At the heart of VACE is an enhanced diffusion Transformer architecture. Its innovation lies in a novel input format called the "Video Conditional Unit" (VCU). The VCU distills diverse modalities of input, such as text prompts, reference images or video sequences, and spatial masks, into a unified representation. A specialized mechanism coordinates these different inputs, preventing conflicts.
Concept Decoupling for Fine-Grained Control
VACE employs "concept decoupling" technology, segmenting images into editable and fixed regions. This allows for precise control over modified and preserved content. Visual information is divided into "active" and "inactive" areas via masking and embedded in a shared feature space, combined with text input. To ensure inter-frame consistency in videos, features are mapped to a latent space matching the diffusion Transformer structure. A temporal embedding layer helps the model understand temporal coherence in sequences, while attention mechanisms link features across different modalities and time steps.
VACE supports four core tasks: text-to-video generation, reference-based video synthesis, video-to-video editing, and mask-based object editing. Its applications are diverse, including person removal, animated character generation, object replacement, and background extension.
Model Training and Evaluation
The research team initially focused on drawings and doodles to support text-to-video generation, gradually incorporating reference images and moving towards more advanced editing tasks. Training data was sourced from internet videos, enhanced through automated filtering, segmentation, and deep/pose annotations. To evaluate VACE's performance, researchers created a benchmark comprising 480 cases covering 12 video editing tasks. Experimental results show that VACE outperforms dedicated open-source models in quantitative metrics and user studies. However, it still lags behind commercial models like Vidu and Kling in reference-to-video generation.

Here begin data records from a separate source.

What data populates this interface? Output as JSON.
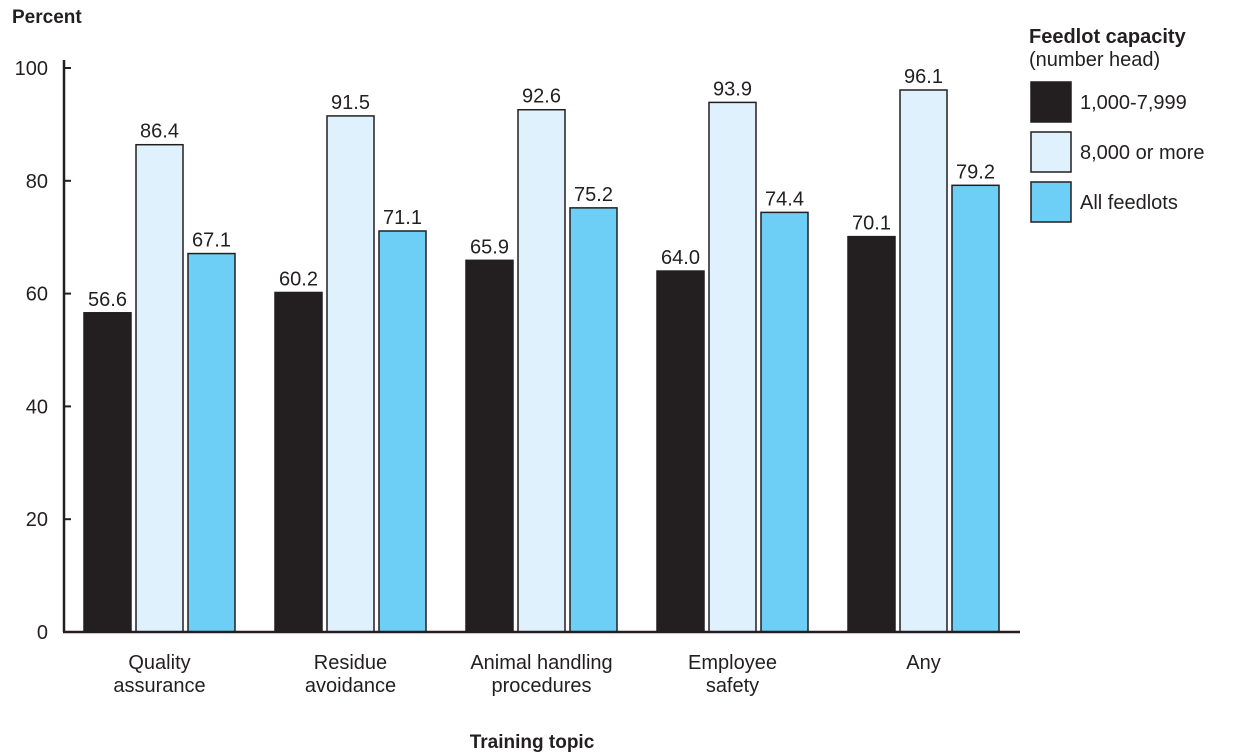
{
  "chart_data": {
    "type": "bar",
    "ylabel": "Percent",
    "xlabel": "Training topic",
    "ylim": [
      0,
      100
    ],
    "yticks": [
      0,
      20,
      40,
      60,
      80,
      100
    ],
    "grid": false,
    "legend": {
      "title": "Feedlot capacity",
      "subtitle": "(number head)",
      "placement": "right"
    },
    "categories": [
      [
        "Quality",
        "assurance"
      ],
      [
        "Residue",
        "avoidance"
      ],
      [
        "Animal handling",
        "procedures"
      ],
      [
        "Employee",
        "safety"
      ],
      [
        "Any"
      ]
    ],
    "series": [
      {
        "name": "1,000-7,999",
        "color": "#231f20",
        "values": [
          56.6,
          60.2,
          65.9,
          64.0,
          70.1
        ]
      },
      {
        "name": "8,000 or more",
        "color": "#dff1fc",
        "values": [
          86.4,
          91.5,
          92.6,
          93.9,
          96.1
        ]
      },
      {
        "name": "All feedlots",
        "color": "#6dcff6",
        "values": [
          67.1,
          71.1,
          75.2,
          74.4,
          79.2
        ]
      }
    ]
  }
}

Alibaba researchers believe VACE represents a significant step towards a universal, multi-modal video model. Future development will involve expanding with larger datasets and greater computing power. Parts of the model's code will be open-sourced on GitHub. VACE, along with Alibaba's recently released series of large language models (like the Qwen series), forms part of its broader AI strategic layout. Other Chinese tech giants, including ByteDance, are also actively developing video AI technologies, with some achievements surpassing Western counterparts.